Ds Gaits Fine Branches Versus Flat Surfaces

The inferiority of DS gaits lies chiefly in their narrow support polygons. But as Prost noted in 1969, this disadvantage disappears on a narrow support. As footfalls become collinear, the areas of all support polygons shrink and converge on the contact surfaces of the feet, no matter whether the gaits are DS or LS. On a narrow support like a branch or a pole, stability depends mainly on having the line of gravity fall somewhere between the contact point in front and the one in back. A DS gait can meet that criterion well enough if the support is narrow (Figure 3B).

But even if we accept that DS gaits lose most of their disadvantages on sufficiently narrow supports, it remains puzzling that even such highly terrestrial primates as chimpanzees and baboons retain DS gaits on the ground, rather than reverting to the LS walking gaits preferred by other terrestrial mammals. Hildebrand (1967) reported that many primates—lemurs, ceboids, cerco-pithecoids, and pongids—walking on the ground typically walk somewhat crabwise, especially in faster walks, with the trunk turned at an angle to the direction of travel and both hindlimbs overstriding the ipsilateral forelimbs on the side of the body that the trunk is turned away from. (This overstriding is evident in Figure 4.) Larson and Stern (1987) conjectured that chimpanzees do this to mitigate the risk, common to all diagonal-couplets gaits, of having the hindlimb hit the forelimb on the same side when stride length increases with speed. We conjecture further that this crabwise walking may also address a fundamental shortcoming of DS gaits, by increasing the sizes of the walking animal's support polygons.

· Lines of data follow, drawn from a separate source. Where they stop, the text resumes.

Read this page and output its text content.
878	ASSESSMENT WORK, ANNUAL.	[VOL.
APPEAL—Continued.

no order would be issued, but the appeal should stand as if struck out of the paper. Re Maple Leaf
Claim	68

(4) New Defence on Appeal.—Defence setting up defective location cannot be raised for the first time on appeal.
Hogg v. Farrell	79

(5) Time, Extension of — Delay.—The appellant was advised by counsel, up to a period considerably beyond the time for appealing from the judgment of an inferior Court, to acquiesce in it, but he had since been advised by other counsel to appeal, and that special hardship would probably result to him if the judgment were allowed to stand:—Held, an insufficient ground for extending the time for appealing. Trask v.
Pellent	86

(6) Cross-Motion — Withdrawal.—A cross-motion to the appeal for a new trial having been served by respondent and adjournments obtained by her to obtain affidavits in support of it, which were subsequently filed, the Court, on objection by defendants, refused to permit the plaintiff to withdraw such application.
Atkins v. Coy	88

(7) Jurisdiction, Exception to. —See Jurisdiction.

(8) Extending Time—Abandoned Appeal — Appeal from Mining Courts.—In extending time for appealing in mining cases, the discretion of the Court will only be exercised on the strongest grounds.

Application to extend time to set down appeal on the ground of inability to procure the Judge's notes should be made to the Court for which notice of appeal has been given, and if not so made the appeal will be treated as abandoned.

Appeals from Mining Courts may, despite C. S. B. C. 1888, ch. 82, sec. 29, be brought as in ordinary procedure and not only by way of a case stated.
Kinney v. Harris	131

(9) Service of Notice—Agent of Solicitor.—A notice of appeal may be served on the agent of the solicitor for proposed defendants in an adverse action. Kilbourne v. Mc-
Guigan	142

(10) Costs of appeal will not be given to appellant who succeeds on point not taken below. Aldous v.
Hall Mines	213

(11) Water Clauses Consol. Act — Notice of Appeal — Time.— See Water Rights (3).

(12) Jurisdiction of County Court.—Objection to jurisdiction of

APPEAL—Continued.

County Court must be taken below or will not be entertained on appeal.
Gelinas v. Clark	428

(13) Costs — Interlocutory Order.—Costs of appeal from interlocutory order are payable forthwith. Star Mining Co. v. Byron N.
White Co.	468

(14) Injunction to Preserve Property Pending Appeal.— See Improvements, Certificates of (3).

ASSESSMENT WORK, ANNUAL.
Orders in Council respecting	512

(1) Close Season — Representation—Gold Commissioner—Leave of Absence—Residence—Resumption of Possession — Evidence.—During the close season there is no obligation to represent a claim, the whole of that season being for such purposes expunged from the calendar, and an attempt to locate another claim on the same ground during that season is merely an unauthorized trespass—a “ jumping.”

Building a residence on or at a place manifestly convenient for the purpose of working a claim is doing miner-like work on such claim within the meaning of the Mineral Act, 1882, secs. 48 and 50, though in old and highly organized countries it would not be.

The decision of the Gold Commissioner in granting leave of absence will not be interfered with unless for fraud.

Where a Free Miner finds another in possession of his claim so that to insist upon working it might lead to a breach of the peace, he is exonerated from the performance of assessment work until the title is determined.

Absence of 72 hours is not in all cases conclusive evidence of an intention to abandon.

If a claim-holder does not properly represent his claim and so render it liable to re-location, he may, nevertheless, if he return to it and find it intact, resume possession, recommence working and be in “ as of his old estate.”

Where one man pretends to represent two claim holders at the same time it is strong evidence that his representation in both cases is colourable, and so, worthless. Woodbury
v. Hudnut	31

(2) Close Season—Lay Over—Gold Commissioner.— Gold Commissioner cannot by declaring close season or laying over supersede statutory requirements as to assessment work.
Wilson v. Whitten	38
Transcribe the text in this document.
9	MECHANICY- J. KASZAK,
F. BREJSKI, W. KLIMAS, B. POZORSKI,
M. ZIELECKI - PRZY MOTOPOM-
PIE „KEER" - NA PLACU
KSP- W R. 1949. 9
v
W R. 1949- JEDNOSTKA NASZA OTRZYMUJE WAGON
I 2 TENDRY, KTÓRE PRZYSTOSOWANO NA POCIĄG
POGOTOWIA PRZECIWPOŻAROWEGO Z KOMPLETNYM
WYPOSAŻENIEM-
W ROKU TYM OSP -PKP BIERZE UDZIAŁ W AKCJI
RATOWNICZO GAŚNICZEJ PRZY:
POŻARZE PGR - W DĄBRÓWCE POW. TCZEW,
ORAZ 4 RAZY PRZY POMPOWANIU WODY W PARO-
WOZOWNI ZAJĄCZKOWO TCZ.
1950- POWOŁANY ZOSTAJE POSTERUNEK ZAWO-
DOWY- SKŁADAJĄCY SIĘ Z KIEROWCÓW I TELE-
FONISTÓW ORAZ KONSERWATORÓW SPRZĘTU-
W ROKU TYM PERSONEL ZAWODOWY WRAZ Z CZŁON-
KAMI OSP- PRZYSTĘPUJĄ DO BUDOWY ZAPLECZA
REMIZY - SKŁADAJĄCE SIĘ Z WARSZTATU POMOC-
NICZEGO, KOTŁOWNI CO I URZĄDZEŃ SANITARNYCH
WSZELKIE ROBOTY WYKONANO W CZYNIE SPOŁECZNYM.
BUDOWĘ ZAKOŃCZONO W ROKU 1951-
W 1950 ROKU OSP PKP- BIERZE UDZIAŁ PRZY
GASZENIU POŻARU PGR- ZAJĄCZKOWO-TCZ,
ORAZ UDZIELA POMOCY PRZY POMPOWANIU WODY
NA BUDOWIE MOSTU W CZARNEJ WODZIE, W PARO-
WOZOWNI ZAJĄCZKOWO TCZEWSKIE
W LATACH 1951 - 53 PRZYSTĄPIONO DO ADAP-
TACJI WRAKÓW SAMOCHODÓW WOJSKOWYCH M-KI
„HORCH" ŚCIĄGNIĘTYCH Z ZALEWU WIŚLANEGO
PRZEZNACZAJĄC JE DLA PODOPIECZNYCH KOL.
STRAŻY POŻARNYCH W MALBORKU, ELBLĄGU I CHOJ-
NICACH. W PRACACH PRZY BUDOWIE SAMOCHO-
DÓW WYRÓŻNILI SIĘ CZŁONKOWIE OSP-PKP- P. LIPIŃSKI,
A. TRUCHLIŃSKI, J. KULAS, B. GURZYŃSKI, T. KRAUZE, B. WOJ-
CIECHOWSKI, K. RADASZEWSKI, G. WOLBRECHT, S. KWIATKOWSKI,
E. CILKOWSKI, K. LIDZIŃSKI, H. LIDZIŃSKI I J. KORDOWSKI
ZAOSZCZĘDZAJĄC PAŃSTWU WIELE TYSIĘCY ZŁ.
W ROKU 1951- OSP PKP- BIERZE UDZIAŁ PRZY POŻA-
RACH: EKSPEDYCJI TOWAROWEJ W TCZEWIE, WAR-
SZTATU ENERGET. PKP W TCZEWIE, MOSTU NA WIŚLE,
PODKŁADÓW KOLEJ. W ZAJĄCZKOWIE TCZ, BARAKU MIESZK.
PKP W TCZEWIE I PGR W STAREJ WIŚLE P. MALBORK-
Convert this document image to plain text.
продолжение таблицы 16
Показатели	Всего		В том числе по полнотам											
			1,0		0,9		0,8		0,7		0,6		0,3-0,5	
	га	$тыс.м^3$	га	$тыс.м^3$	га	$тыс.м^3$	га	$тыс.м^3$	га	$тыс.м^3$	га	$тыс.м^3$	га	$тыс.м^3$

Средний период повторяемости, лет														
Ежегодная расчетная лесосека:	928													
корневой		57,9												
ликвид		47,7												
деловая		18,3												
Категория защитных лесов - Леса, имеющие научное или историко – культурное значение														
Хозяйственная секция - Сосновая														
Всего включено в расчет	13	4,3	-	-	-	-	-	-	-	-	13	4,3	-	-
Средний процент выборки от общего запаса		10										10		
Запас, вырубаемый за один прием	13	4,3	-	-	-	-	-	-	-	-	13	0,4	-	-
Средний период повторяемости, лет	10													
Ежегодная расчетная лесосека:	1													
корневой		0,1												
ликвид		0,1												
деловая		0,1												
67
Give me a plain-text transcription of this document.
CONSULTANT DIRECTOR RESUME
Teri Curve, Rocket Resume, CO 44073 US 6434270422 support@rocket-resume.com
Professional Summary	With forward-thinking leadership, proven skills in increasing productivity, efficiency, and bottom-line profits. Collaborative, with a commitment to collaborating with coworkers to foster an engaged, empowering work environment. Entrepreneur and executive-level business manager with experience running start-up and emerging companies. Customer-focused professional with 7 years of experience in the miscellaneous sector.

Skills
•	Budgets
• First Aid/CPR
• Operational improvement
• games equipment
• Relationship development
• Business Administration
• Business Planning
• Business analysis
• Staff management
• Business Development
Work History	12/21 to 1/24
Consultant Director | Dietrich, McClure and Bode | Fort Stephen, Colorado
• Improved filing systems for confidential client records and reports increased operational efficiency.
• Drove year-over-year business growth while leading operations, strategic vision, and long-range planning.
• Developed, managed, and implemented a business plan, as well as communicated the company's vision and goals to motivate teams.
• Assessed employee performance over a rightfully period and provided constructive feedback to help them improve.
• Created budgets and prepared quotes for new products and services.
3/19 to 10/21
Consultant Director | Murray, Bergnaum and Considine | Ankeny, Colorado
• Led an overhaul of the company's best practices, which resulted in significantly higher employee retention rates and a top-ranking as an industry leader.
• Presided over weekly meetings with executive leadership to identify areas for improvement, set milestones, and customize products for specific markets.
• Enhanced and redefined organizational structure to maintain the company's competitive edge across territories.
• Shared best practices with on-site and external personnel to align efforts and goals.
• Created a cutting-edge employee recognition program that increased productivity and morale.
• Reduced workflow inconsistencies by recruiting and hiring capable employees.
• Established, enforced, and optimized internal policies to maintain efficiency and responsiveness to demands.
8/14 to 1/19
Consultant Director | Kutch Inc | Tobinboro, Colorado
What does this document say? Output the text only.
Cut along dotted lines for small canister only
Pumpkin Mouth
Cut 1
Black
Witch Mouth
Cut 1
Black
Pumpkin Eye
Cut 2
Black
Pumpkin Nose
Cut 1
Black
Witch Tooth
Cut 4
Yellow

If the body is turned to one side while the limbs continue to swing back and forth in the direction of movement and stride length is increased, then the contact points of the ipsilateral feet (Figure 3B, no. 7, "unilateral bipod") will move apart from each other, and the areas of the triangles of support will be correspondingly increased (Figure 9). The size of the increase will depend on body proportions, the precise placement of the feet, and the magnitude of the angle between the body axis and the direction of movement (angle a in Figure 9). The extent to which primates walking on the ground actually do enlarge their support polygons in this way remains to be determined experimentally; but in principle, unilateral overstriding would be expected to improve the stability of DS walking gaits on flat surfaces.